Sometimes, creating a Dogtag clone or a FreeIPA CA replica fails. I worked with Dogtag and FreeIPA for nearly five years. Over these years I’ve analysed a lot of these clone/replica installation failures and internalised a lot of knowledge about how cloning works, and how it can break. Often when I read a problem report and inspect the logs I quickly get a “gut feeling” about the cause. The purpose of this post is to externalise my internal intuition so that others can benefit. Whether you are an engineer or not, this post explains what you can do to get to the bottom of Dogtag cloning failures faster.

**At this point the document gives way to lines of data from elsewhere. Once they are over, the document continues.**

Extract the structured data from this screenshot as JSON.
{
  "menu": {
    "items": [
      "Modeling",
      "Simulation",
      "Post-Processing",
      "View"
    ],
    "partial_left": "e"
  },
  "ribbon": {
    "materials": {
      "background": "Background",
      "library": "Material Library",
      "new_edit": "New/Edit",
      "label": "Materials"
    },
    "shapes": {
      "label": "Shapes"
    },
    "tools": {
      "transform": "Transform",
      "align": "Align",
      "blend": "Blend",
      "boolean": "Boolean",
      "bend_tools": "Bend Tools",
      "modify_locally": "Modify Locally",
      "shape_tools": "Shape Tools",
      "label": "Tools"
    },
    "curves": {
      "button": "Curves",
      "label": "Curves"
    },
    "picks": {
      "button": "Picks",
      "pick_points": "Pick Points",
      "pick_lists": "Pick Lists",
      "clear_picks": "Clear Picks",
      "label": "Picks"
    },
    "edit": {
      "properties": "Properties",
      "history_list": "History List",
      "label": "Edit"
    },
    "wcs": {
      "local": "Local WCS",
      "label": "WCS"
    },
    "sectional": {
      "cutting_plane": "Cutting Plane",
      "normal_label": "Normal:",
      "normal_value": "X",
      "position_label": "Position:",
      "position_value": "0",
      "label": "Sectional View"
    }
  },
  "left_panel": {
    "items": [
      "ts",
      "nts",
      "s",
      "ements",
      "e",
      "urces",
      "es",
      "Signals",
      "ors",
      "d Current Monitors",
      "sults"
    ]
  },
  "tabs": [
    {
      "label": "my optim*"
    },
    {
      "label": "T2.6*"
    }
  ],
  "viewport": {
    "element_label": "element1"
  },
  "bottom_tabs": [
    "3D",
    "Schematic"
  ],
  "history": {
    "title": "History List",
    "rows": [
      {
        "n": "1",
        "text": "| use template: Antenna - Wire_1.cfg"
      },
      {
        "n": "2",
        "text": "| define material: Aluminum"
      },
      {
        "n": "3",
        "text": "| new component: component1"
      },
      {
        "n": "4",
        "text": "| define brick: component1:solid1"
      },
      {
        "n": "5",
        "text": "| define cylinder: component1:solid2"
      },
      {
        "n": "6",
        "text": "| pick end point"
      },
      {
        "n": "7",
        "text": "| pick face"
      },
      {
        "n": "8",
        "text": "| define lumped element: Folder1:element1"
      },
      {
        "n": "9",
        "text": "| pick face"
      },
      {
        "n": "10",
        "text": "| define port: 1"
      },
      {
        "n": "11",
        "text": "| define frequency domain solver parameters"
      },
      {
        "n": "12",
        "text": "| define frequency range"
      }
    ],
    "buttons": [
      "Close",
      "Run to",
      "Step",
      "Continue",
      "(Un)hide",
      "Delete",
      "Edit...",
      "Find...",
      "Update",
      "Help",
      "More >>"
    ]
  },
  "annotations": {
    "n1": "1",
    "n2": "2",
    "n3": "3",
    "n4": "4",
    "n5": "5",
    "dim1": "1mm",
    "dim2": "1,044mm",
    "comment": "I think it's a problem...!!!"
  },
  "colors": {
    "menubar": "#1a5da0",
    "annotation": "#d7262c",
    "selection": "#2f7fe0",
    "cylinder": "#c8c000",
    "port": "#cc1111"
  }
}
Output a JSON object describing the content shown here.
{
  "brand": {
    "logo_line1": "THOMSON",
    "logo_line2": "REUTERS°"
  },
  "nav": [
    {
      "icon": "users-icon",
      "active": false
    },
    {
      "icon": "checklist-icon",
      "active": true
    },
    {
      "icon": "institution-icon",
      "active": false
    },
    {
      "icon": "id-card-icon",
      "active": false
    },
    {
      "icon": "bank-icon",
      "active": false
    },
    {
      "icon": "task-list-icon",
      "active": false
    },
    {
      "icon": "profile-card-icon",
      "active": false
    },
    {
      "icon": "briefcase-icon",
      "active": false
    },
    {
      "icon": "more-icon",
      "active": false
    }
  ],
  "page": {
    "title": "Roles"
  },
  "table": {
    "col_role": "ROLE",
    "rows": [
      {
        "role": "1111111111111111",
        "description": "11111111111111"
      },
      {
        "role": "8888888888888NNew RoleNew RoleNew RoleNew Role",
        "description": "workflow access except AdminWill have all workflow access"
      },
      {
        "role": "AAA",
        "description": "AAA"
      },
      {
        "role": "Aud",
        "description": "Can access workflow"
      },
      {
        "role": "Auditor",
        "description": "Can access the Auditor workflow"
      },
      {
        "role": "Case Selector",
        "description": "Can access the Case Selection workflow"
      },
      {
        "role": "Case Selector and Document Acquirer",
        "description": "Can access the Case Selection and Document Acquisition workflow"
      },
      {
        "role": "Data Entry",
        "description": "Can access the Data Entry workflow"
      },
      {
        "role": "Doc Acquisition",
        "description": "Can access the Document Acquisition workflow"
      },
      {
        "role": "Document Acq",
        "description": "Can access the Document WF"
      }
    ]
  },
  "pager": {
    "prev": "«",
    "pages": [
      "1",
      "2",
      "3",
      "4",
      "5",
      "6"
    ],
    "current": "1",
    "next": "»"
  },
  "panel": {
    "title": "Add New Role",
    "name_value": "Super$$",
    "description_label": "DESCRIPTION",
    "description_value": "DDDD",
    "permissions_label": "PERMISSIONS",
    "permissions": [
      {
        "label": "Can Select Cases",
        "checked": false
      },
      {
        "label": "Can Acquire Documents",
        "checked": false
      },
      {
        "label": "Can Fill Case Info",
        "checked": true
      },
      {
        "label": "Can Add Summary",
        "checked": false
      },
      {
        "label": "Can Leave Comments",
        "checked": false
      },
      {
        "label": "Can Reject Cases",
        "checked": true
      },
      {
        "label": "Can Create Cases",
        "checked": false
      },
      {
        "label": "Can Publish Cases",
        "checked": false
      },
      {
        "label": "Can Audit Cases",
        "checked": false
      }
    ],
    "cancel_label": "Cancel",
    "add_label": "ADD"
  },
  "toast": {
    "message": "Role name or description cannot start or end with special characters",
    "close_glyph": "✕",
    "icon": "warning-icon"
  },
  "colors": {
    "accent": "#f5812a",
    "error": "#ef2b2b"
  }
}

How Dogtag clones are created

Some notes about terminology: in FreeIPA we talk about replicas, but in Dogtag we say clones. These terms mean the same thing. When you create a FreeIPA CA replica, FreeIPA creates a clone of the Dogtag CA instance behind the scenes. I will use the term master to refer to the server from which the clone/replica is being created.

The pkispawn(8) program, depending on its configuration, can be used to create a new Dogtag subsystem or a clone. pkispawn, a Python program, manages the whole clone creation process, with the possible exception of setting up LDAP database and replication. But some stages of the configuration are handled by the Dogtag server itself (thus implemented in Java). Furthermore, the Dogtag server on the master must service some requests to allow the new clone to integrate into the topology.

The high level procedure of CA cloning is roughly:

  1. (ipa-replica-install) Create temporary Dogtag admin user account and add to relevant groups
  2. (ipa-replica-install or pkispawn) Establish LDAP replication of the Dogtag database
  3. (pkispawn) Extract private keys and system certifiates into Dogtag’s NSSDB
  4. (pkispawn) Lay out the Dogtag instance on the filesystem
  5. (pkispawn) Start the pki-tomcatd instance
  6. (pkispawn) Send a configuration request to the new Dogtag instance
    1. (pki-tomcatd on clone) Send security domain login request to master (using temporary admin user credentials)
    2. (pki-tomcatd on master) Authenticate user, return cookie.
    3. (pki-tomcatd on clone) Send number range requests to master
    4. (pki-tomcatd on master) Service number range requests for clone
  7. (ipa-replica-install) remove temporary admin user account

There are several places a problem could occur: in pkispawn, pki-tomcatd on the clone, or pki-tomcatd on the master. Therefore, depending on what failed, the best data about the failure could be in pkispawn output/logs, the Dogtag debug log on the replica, or the master, or even the system journal on either of the hosts. Recommendation: when analysing Dogtag cloning or FreeIPA CA replica installation failures, inspect all of these logs. It is often not obvious where the error is occurring, or what caused it. Having all these log files helps a lot.

Case studies

Failure to set up replication

Description: ipa-replica-install or pkispawn fail with errors related to replication (failure to establish). I don’t know how common this is in production environments. I’ve encountered it in my development environments. I think it is usually caused by stale replication agreements or something of that nature.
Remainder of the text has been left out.